Firstly, to the women directly impacted, we wish to remain available to you and to provide whatever support we can that you might find helpful. We consider this another critical moment to study the way that different treatment based on gender constellates in the ATS community specifically, and society more generally. Events such as this have the power to shake one’s confidence in the refuge of Buddha, Dharma and Sangha. We hope that the pain of this moment actually leads us back towards the heart and that we might all find true refuge.
Effects on Organization and ATS Future
The effect of the controversy arising from these events has been devastating for ATS. While ATS has previously experienced precarious financial moments, this period has eroded core capacities of the organization. Fiscal impacts were immediate. A 10th anniversary fundraiser was postponed; a large foundation grant was returned because we could not meet our objectives; other forms of giving contracted. Monthly expenses significantly outpace revenue and our savings have been drawn down. Four Board members resigned, a co-guiding teacher departed, two affiliate centers – Boston and Nashville – are dissociating from ATS, and our Executive Director is planning to depart at the end of his contract period. Each member of our Teachers Council has expressed a wish to dissociate themselves from Mr. Levine – to begin again and share teachings in a new form with students.
During the course of the investigation, the Board of Directors, Teachers Council and Executive Leadership explored a number of financial models and collaborative arrangements that would allow ATS to remain a viable, healthy organization. We were unable to find a solution.
With deep sadness, we announce that ATS will close the doors to its Melrose, Santa Monica and San Francisco centers on Sept 30, 2018. Know that the impact of losing a spiritual community has been given every possible consideration. We understand that many of you have been sangha members from the very beginning. Our commitment moving forward is to be available and be present for the grief or anger or confusion that may arise.
While we have tried to navigate this time with as much skill as we have, we know that these events are a lot and land in different ways for you. To the extent that we can be of support, we wish to be available for you. We will be holding community sessions in Los Angeles and San Francisco, and the teachers will use class time, when appropriate, to help digest all of this. Please know that we’re also part of the sangha – none of this has been easy and we’re experiencing our own forms of loss.
The refuge of Buddha, Dharma and Sangha is supported by people and places, but is never dependent on a person or a place. Though ATS is ending, the Dharma, as always, continues. The ripples and resonances of goodness and sincerity continue.
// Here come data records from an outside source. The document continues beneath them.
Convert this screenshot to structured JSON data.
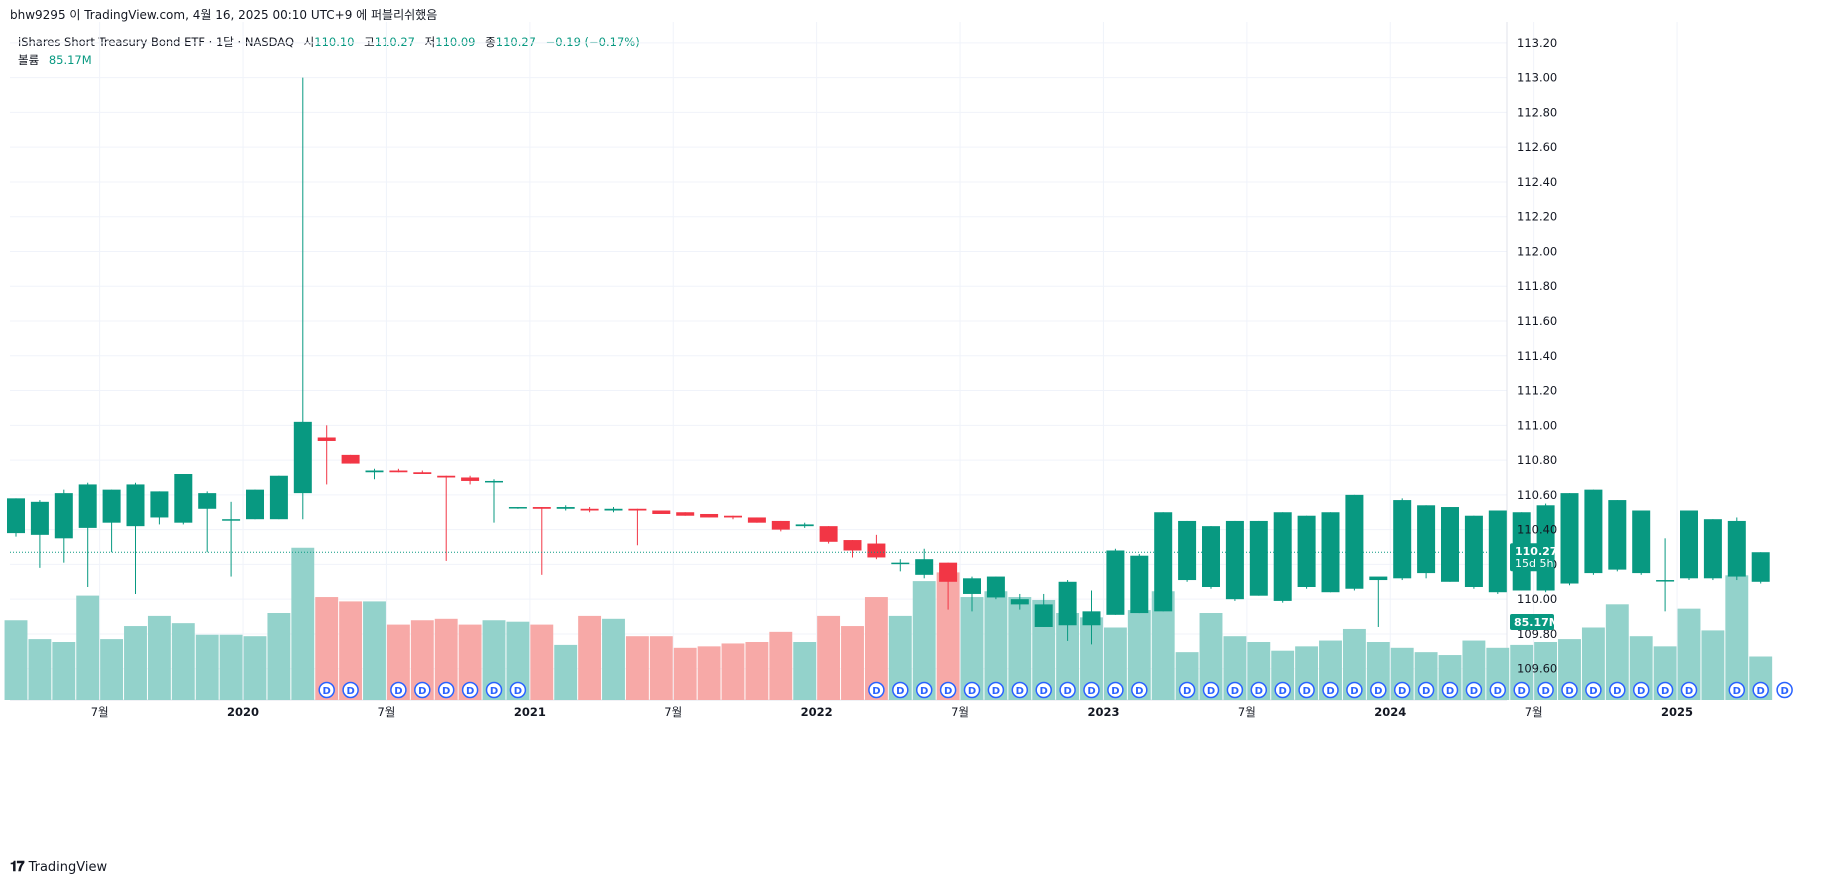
{
  "attribution": "bhw9295 이 TradingView.com, 4월 16, 2025 00:10 UTC+9 에 퍼블리쉬했음",
  "legend": {
    "symbol": "iShares Short Treasury Bond ETF · 1달 · NASDAQ",
    "open_label": "시",
    "open": "110.10",
    "high_label": "고",
    "high": "110.27",
    "low_label": "저",
    "low": "110.09",
    "close_label": "종",
    "close": "110.27",
    "change": "−0.19 (−0.17%)",
    "volume_label": "볼륨",
    "volume": "85.17M"
  },
  "price_tag": {
    "price": "110.27",
    "countdown": "15d 5h"
  },
  "volume_tag": "85.17M",
  "footer_logo": "TradingView",
  "colors": {
    "up": "#089981",
    "down": "#f23645",
    "vol_up": "#93d2cb",
    "vol_down": "#f7a9a7",
    "grid": "#f0f3fa",
    "badge": "#2962ff"
  },
  "icons": {
    "dividend": "dividend-badge-icon",
    "logo": "tradingview-logo-icon"
  },
  "chart_data": {
    "type": "candlestick",
    "interval": "1M",
    "ylim": [
      109.42,
      113.32
    ],
    "yticks": [
      "113.20",
      "113.00",
      "112.80",
      "112.60",
      "112.40",
      "112.20",
      "112.00",
      "111.80",
      "111.60",
      "111.40",
      "111.20",
      "111.00",
      "110.80",
      "110.60",
      "110.40",
      "110.20",
      "110.00",
      "109.80",
      "109.60"
    ],
    "xticks": [
      {
        "label": "7월",
        "year": false,
        "index": 4
      },
      {
        "label": "2020",
        "year": true,
        "index": 10
      },
      {
        "label": "7월",
        "year": false,
        "index": 16
      },
      {
        "label": "2021",
        "year": true,
        "index": 22
      },
      {
        "label": "7월",
        "year": false,
        "index": 28
      },
      {
        "label": "2022",
        "year": true,
        "index": 34
      },
      {
        "label": "7월",
        "year": false,
        "index": 40
      },
      {
        "label": "2023",
        "year": true,
        "index": 46
      },
      {
        "label": "7월",
        "year": false,
        "index": 52
      },
      {
        "label": "2024",
        "year": true,
        "index": 58
      },
      {
        "label": "7월",
        "year": false,
        "index": 64
      },
      {
        "label": "2025",
        "year": true,
        "index": 70
      }
    ],
    "last_price": 110.27,
    "dividend_badge": "D",
    "candles": [
      {
        "o": 110.38,
        "h": 110.58,
        "l": 110.36,
        "c": 110.58,
        "v": 0.55
      },
      {
        "o": 110.37,
        "h": 110.57,
        "l": 110.18,
        "c": 110.56,
        "v": 0.42
      },
      {
        "o": 110.35,
        "h": 110.63,
        "l": 110.21,
        "c": 110.61,
        "v": 0.4
      },
      {
        "o": 110.41,
        "h": 110.67,
        "l": 110.07,
        "c": 110.66,
        "v": 0.72
      },
      {
        "o": 110.44,
        "h": 110.63,
        "l": 110.27,
        "c": 110.63,
        "v": 0.42
      },
      {
        "o": 110.42,
        "h": 110.67,
        "l": 110.03,
        "c": 110.66,
        "v": 0.51
      },
      {
        "o": 110.47,
        "h": 110.62,
        "l": 110.43,
        "c": 110.62,
        "v": 0.58
      },
      {
        "o": 110.44,
        "h": 110.72,
        "l": 110.43,
        "c": 110.72,
        "v": 0.53
      },
      {
        "o": 110.52,
        "h": 110.62,
        "l": 110.27,
        "c": 110.61,
        "v": 0.45
      },
      {
        "o": 110.46,
        "h": 110.56,
        "l": 110.13,
        "c": 110.46,
        "v": 0.45
      },
      {
        "o": 110.46,
        "h": 110.63,
        "l": 110.46,
        "c": 110.63,
        "v": 0.44
      },
      {
        "o": 110.46,
        "h": 110.71,
        "l": 110.46,
        "c": 110.71,
        "v": 0.6
      },
      {
        "o": 110.61,
        "h": 113.0,
        "l": 110.46,
        "c": 111.02,
        "v": 1.05
      },
      {
        "o": 110.93,
        "h": 111.0,
        "l": 110.66,
        "c": 110.91,
        "v": 0.71
      },
      {
        "o": 110.83,
        "h": 110.83,
        "l": 110.78,
        "c": 110.78,
        "v": 0.68
      },
      {
        "o": 110.73,
        "h": 110.75,
        "l": 110.69,
        "c": 110.74,
        "v": 0.68
      },
      {
        "o": 110.74,
        "h": 110.75,
        "l": 110.73,
        "c": 110.73,
        "v": 0.52
      },
      {
        "o": 110.73,
        "h": 110.74,
        "l": 110.72,
        "c": 110.72,
        "v": 0.55
      },
      {
        "o": 110.71,
        "h": 110.71,
        "l": 110.22,
        "c": 110.7,
        "v": 0.56
      },
      {
        "o": 110.7,
        "h": 110.71,
        "l": 110.66,
        "c": 110.68,
        "v": 0.52
      },
      {
        "o": 110.68,
        "h": 110.69,
        "l": 110.44,
        "c": 110.68,
        "v": 0.55
      },
      {
        "o": 110.53,
        "h": 110.53,
        "l": 110.52,
        "c": 110.53,
        "v": 0.54
      },
      {
        "o": 110.53,
        "h": 110.53,
        "l": 110.14,
        "c": 110.52,
        "v": 0.52
      },
      {
        "o": 110.52,
        "h": 110.54,
        "l": 110.51,
        "c": 110.53,
        "v": 0.38
      },
      {
        "o": 110.52,
        "h": 110.53,
        "l": 110.5,
        "c": 110.51,
        "v": 0.58
      },
      {
        "o": 110.51,
        "h": 110.53,
        "l": 110.5,
        "c": 110.52,
        "v": 0.56
      },
      {
        "o": 110.52,
        "h": 110.52,
        "l": 110.31,
        "c": 110.51,
        "v": 0.44
      },
      {
        "o": 110.51,
        "h": 110.51,
        "l": 110.49,
        "c": 110.49,
        "v": 0.44
      },
      {
        "o": 110.5,
        "h": 110.5,
        "l": 110.48,
        "c": 110.48,
        "v": 0.36
      },
      {
        "o": 110.49,
        "h": 110.49,
        "l": 110.47,
        "c": 110.47,
        "v": 0.37
      },
      {
        "o": 110.48,
        "h": 110.48,
        "l": 110.46,
        "c": 110.47,
        "v": 0.39
      },
      {
        "o": 110.47,
        "h": 110.47,
        "l": 110.44,
        "c": 110.44,
        "v": 0.4
      },
      {
        "o": 110.45,
        "h": 110.45,
        "l": 110.39,
        "c": 110.4,
        "v": 0.47
      },
      {
        "o": 110.42,
        "h": 110.44,
        "l": 110.41,
        "c": 110.43,
        "v": 0.4
      },
      {
        "o": 110.42,
        "h": 110.42,
        "l": 110.32,
        "c": 110.33,
        "v": 0.58
      },
      {
        "o": 110.34,
        "h": 110.34,
        "l": 110.24,
        "c": 110.28,
        "v": 0.51
      },
      {
        "o": 110.32,
        "h": 110.37,
        "l": 110.23,
        "c": 110.24,
        "v": 0.71
      },
      {
        "o": 110.21,
        "h": 110.23,
        "l": 110.16,
        "c": 110.21,
        "v": 0.58
      },
      {
        "o": 110.14,
        "h": 110.29,
        "l": 110.12,
        "c": 110.23,
        "v": 0.82
      },
      {
        "o": 110.21,
        "h": 110.21,
        "l": 109.94,
        "c": 110.1,
        "v": 0.88
      },
      {
        "o": 110.03,
        "h": 110.13,
        "l": 109.93,
        "c": 110.12,
        "v": 0.71
      },
      {
        "o": 110.01,
        "h": 110.13,
        "l": 110.0,
        "c": 110.13,
        "v": 0.75
      },
      {
        "o": 109.97,
        "h": 110.03,
        "l": 109.94,
        "c": 110.0,
        "v": 0.71
      },
      {
        "o": 109.84,
        "h": 110.03,
        "l": 109.84,
        "c": 109.97,
        "v": 0.69
      },
      {
        "o": 109.85,
        "h": 110.11,
        "l": 109.76,
        "c": 110.1,
        "v": 0.6
      },
      {
        "o": 109.85,
        "h": 110.05,
        "l": 109.74,
        "c": 109.93,
        "v": 0.57
      },
      {
        "o": 109.91,
        "h": 110.29,
        "l": 109.91,
        "c": 110.28,
        "v": 0.5
      },
      {
        "o": 109.92,
        "h": 110.26,
        "l": 109.92,
        "c": 110.25,
        "v": 0.62
      },
      {
        "o": 109.93,
        "h": 110.5,
        "l": 109.93,
        "c": 110.5,
        "v": 0.75
      },
      {
        "o": 110.11,
        "h": 110.45,
        "l": 110.1,
        "c": 110.45,
        "v": 0.33
      },
      {
        "o": 110.07,
        "h": 110.42,
        "l": 110.06,
        "c": 110.42,
        "v": 0.6
      },
      {
        "o": 110.0,
        "h": 110.45,
        "l": 109.99,
        "c": 110.45,
        "v": 0.44
      },
      {
        "o": 110.02,
        "h": 110.45,
        "l": 110.02,
        "c": 110.45,
        "v": 0.4
      },
      {
        "o": 109.99,
        "h": 110.5,
        "l": 109.98,
        "c": 110.5,
        "v": 0.34
      },
      {
        "o": 110.07,
        "h": 110.48,
        "l": 110.06,
        "c": 110.48,
        "v": 0.37
      },
      {
        "o": 110.04,
        "h": 110.5,
        "l": 110.04,
        "c": 110.5,
        "v": 0.41
      },
      {
        "o": 110.06,
        "h": 110.6,
        "l": 110.05,
        "c": 110.6,
        "v": 0.49
      },
      {
        "o": 110.11,
        "h": 110.12,
        "l": 109.84,
        "c": 110.13,
        "v": 0.4
      },
      {
        "o": 110.12,
        "h": 110.58,
        "l": 110.11,
        "c": 110.57,
        "v": 0.36
      },
      {
        "o": 110.15,
        "h": 110.54,
        "l": 110.12,
        "c": 110.54,
        "v": 0.33
      },
      {
        "o": 110.1,
        "h": 110.53,
        "l": 110.1,
        "c": 110.53,
        "v": 0.31
      },
      {
        "o": 110.07,
        "h": 110.48,
        "l": 110.06,
        "c": 110.48,
        "v": 0.41
      },
      {
        "o": 110.04,
        "h": 110.51,
        "l": 110.03,
        "c": 110.51,
        "v": 0.36
      },
      {
        "o": 110.05,
        "h": 110.5,
        "l": 110.05,
        "c": 110.5,
        "v": 0.38
      },
      {
        "o": 110.05,
        "h": 110.55,
        "l": 110.04,
        "c": 110.54,
        "v": 0.4
      },
      {
        "o": 110.09,
        "h": 110.61,
        "l": 110.08,
        "c": 110.61,
        "v": 0.42
      },
      {
        "o": 110.15,
        "h": 110.63,
        "l": 110.14,
        "c": 110.63,
        "v": 0.5
      },
      {
        "o": 110.17,
        "h": 110.57,
        "l": 110.16,
        "c": 110.57,
        "v": 0.66
      },
      {
        "o": 110.15,
        "h": 110.51,
        "l": 110.14,
        "c": 110.51,
        "v": 0.44
      },
      {
        "o": 110.11,
        "h": 110.35,
        "l": 109.93,
        "c": 110.11,
        "v": 0.37
      },
      {
        "o": 110.12,
        "h": 110.51,
        "l": 110.11,
        "c": 110.51,
        "v": 0.63
      },
      {
        "o": 110.12,
        "h": 110.46,
        "l": 110.11,
        "c": 110.46,
        "v": 0.48
      },
      {
        "o": 110.13,
        "h": 110.47,
        "l": 110.11,
        "c": 110.45,
        "v": 0.86
      },
      {
        "o": 110.1,
        "h": 110.27,
        "l": 110.09,
        "c": 110.27,
        "v": 0.3
      }
    ],
    "dividend_indices": [
      13,
      14,
      16,
      17,
      18,
      19,
      20,
      21,
      36,
      37,
      38,
      39,
      40,
      41,
      42,
      43,
      44,
      45,
      46,
      47,
      49,
      50,
      51,
      52,
      53,
      54,
      55,
      56,
      57,
      58,
      59,
      60,
      61,
      62,
      63,
      64,
      65,
      66,
      67,
      68,
      69,
      70,
      72,
      73,
      74
    ]
  }
}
Our teachers and facilitators are actively transitioning to new offerings, groups and spaces to ensure that former ATS communities across the country are supported going forward. In Los Angeles, JoAnna Hardy has announced the formation of the Meditation Coalition, which Mary Stancavage, Cheryl Slean and some ATS facilitators will be joining. In San Francisco, Vinny Ferraro is in process looking to rent space for the Friday night class. Matthew Brensilver will remain accessible and is committed to serving the sangha in a sustained way. Nashville ATS will continue in the same location as Wild Heart Meditation Center. In Boston, Chris Crotty is committed to ensuring long-term sustainability of sangha in that city and on the east coast. We will announce more details as they come.
For the next months, Vinny Ferraro’s September weekend retreat will continue as planned, the New Years’ retreat with Cheryl Slean and Dave Smith will be held again in Malibu, and the Women’s Retreat with Mary and JoAnna will be held once again at Joshua Tree in January 2019.
We will update you as details are finalized.
To our beloved community, we are humbled, we are heartbroken, and we grieve with you.